El proyecto sobre la vida de Elton John es muy similar al biopic sobre Freddie Mercury y se puede decir que tiene las mismas virtudes que aquella -un repertorio musical de sobra conocido- y los mismos defectos. La presencia como productor ejecutivo del famoso cantante -como lo fueron los integrantes de Queen– nos hace sospechar que el guión -de Lee Hall– puede ser algo complaciente con la figura representada en la gran pantalla. Lo contado sobre Elton John es esencialmente similar a lo que vimos sobre Mercury: los dos son genios a los que conocemos en su infancia, que llegan al éxito y consiguen la fama con relativa facilidad, y cuyos principales obstáculos vitales son la incomprensión de sus familias -sorprende ver a Bryce Dallas Howard en el papel de madre-, sus problemas con las adicciones -drogas y alcohol- y los desengaños amorosos -relacionados con su homosexualidad-. En ambos casos se pasa un poco por encima de estos problemas, aunque aquí sí se afronta de forma explícita el consumo de drogas y las relaciones homosexuales, lo que probablemente ha limitado el éxito en taquilla de la película. Taron Egerton interpreta a Elton John de forma brillante -canta todas las canciones- y es secundado por Jaime Bell y Richard Madden.

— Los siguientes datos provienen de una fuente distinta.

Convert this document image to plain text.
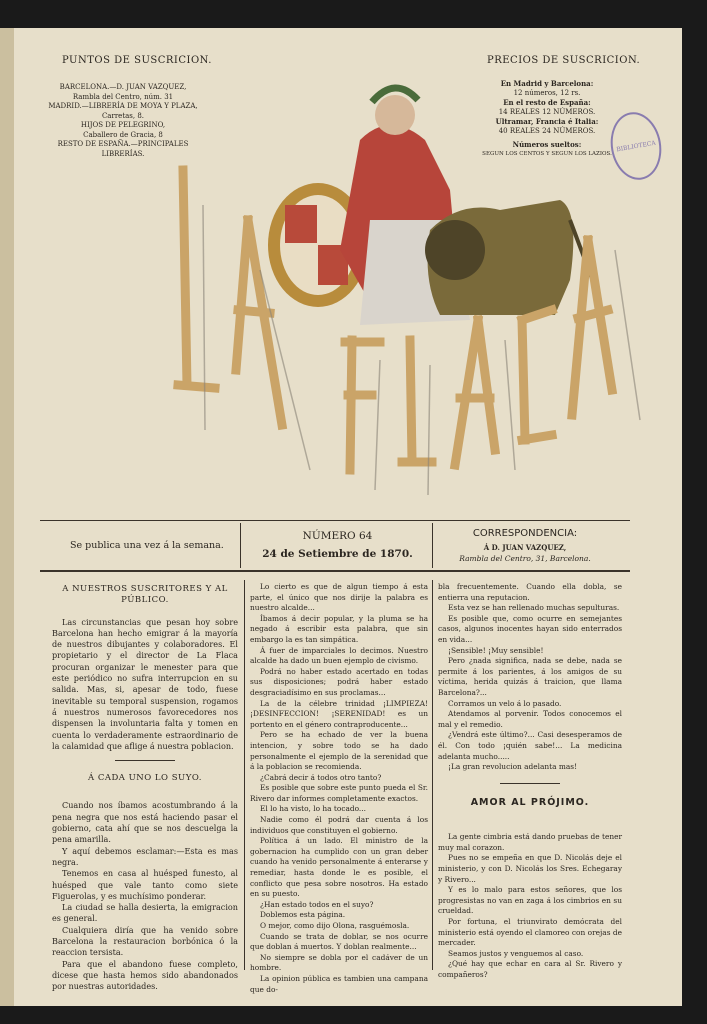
PUNTOS DE SUSCRICION.
BARCELONA.—D. JUAN VAZQUEZ,
Rambla del Centro, núm. 31
MADRID.—LIBRERÍA DE MOYA Y PLAZA,
Carretas, 8.
HIJOS DE PELEGRINO,
Caballero de Gracia, 8
RESTO DE ESPAÑA.—PRINCIPALES
LIBRERÍAS.
PRECIOS DE SUSCRICION.
En Madrid y Barcelona:
12 números, 12 rs.
En el resto de España:
14 REALES 12 NÚMEROS.
Ultramar, Francia é Italia:
40 REALES 24 NÚMEROS.
Números sueltos:
SEGUN LOS CENTOS Y SEGUN LOS LAZIOS.
BIBLIOTECA
Se publica una vez á la semana.
NÚMERO 64
24 de Setiembre de 1870.
CORRESPONDENCIA:
Á D. JUAN VAZQUEZ,
Rambla del Centro, 31, Barcelona.
A NUESTROS SUSCRITORES Y AL PÚBLICO.

Las circunstancias que pesan hoy sobre Barcelona han hecho emigrar á la mayoría de nuestros dibujantes y colaboradores. El propietario y el director de La Flaca procuran organizar le menester para que este periódico no sufra interrupcion en su salida. Mas, si, apesar de todo, fuese inevitable su temporal suspension, rogamos á nuestros numerosos favorecedores nos dispensen la involuntaria falta y tomen en cuenta lo verdaderamente estraordinario de la calamidad que aflige á nuestra poblacion.

Á CADA UNO LO SUYO.

Cuando nos íbamos acostumbrando á la pena negra que nos está haciendo pasar el gobierno, cata ahí que se nos descuelga la pena amarilla.

Y aquí debemos esclamar:—Esta es mas negra.

Tenemos en casa al huésped funesto, al huésped que vale tanto como siete Figuerolas, y es muchísimo ponderar.

La ciudad se halla desierta, la emigracion es general.

Cualquiera diría que ha venido sobre Barcelona la restauracion borbónica ó la reaccion tersista.

Para que el abandono fuese completo, dicese que hasta hemos sido abandonados por nuestras autoridades.

Lo cierto es que de algun tiempo á esta parte, el único que nos dirije la palabra es nuestro alcalde...

Íbamos á decir popular, y la pluma se ha negado á escribir esta palabra, que sin embargo la es tan simpática.

Á fuer de imparciales lo decimos. Nuestro alcalde ha dado un buen ejemplo de civismo.

Podrá no haber estado acertado en todas sus disposiciones; podrá haber estado desgraciadísimo en sus proclamas...

La de la célebre trinidad ¡LIMPIEZA! ¡DESINFECCION! ¡SERENIDAD! es un portento en el género contraproducente...

Pero se ha echado de ver la buena intencion, y sobre todo se ha dado personalmente el ejemplo de la serenidad que á la poblacion se recomienda.

¿Cabrá decir á todos otro tanto?

Es posible que sobre este punto pueda el Sr. Rivero dar informes completamente exactos.

El lo ha visto, lo ha tocado...

Nadie como él podrá dar cuenta á los individuos que constituyen el gobierno.

Política á un lado. El ministro de la gobernacion ha cumplido con un gran deber cuando ha venido personalmente á enterarse y remediar, hasta donde le es posible, el conflicto que pesa sobre nosotros. Ha estado en su puesto.

¿Han estado todos en el suyo?

Doblemos esta página.

O mejor, como dijo Olona, rasguémosla.

Cuando se trata de doblar, se nos ocurre que doblan á muertos. Y doblan realmente...

No siempre se dobla por el cadáver de un hombre.

La opinion pública es tambien una campana que do-

bla frecuentemente. Cuando ella dobla, se entierra una reputacion.

Esta vez se han rellenado muchas sepulturas.

Es posible que, como ocurre en semejantes casos, algunos inocentes hayan sido enterrados en vida...

¡Sensible! ¡Muy sensible!

Pero ¿nada significa, nada se debe, nada se permite á los parientes, á los amigos de su víctima, herida quizás á traicion, que llama Barcelona?...

Corramos un velo á lo pasado.

Atendamos al porvenir. Todos conocemos el mal y el remedio.

¿Vendrá este último?... Casi desesperamos de él. Con todo ¡quién sabe!... La medicina adelanta mucho.....

¡La gran revolucion adelanta mas!

AMOR AL PRÓJIMO.

La gente cimbria está dando pruebas de tener muy mal corazon.

Pues no se empeña en que D. Nicolás deje el ministerio, y con D. Nicolás los Sres. Echegaray y Rivero...

Y es lo malo para estos señores, que los progresistas no van en zaga á los cimbrios en su crueldad.

Por fortuna, el triunvirato demócrata del ministerio está oyendo el clamoreo con orejas de mercader.

Seamos justos y venguemos al caso.

¿Qué hay que echar en cara al Sr. Rivero y compañeros?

Donde Rocketman supera de largo a Bohemian Rhapsody es en su propuesta visual y narrativa, mucho más pulida, que antepone el musical al biopic. Así, las canciones y la fantasía se apoderan de una historia algo superficial para sustituir el desarrollo dramático por la letra de los temas y dejar que la música marque las emociones de cada momento de la historia. El resultado es efectivo, imaginativo -en la línea del clásico All That Jazz (1979) de Bob Fosse– y mucho más interesante que la descafeinada biografía de Freddie Mercury.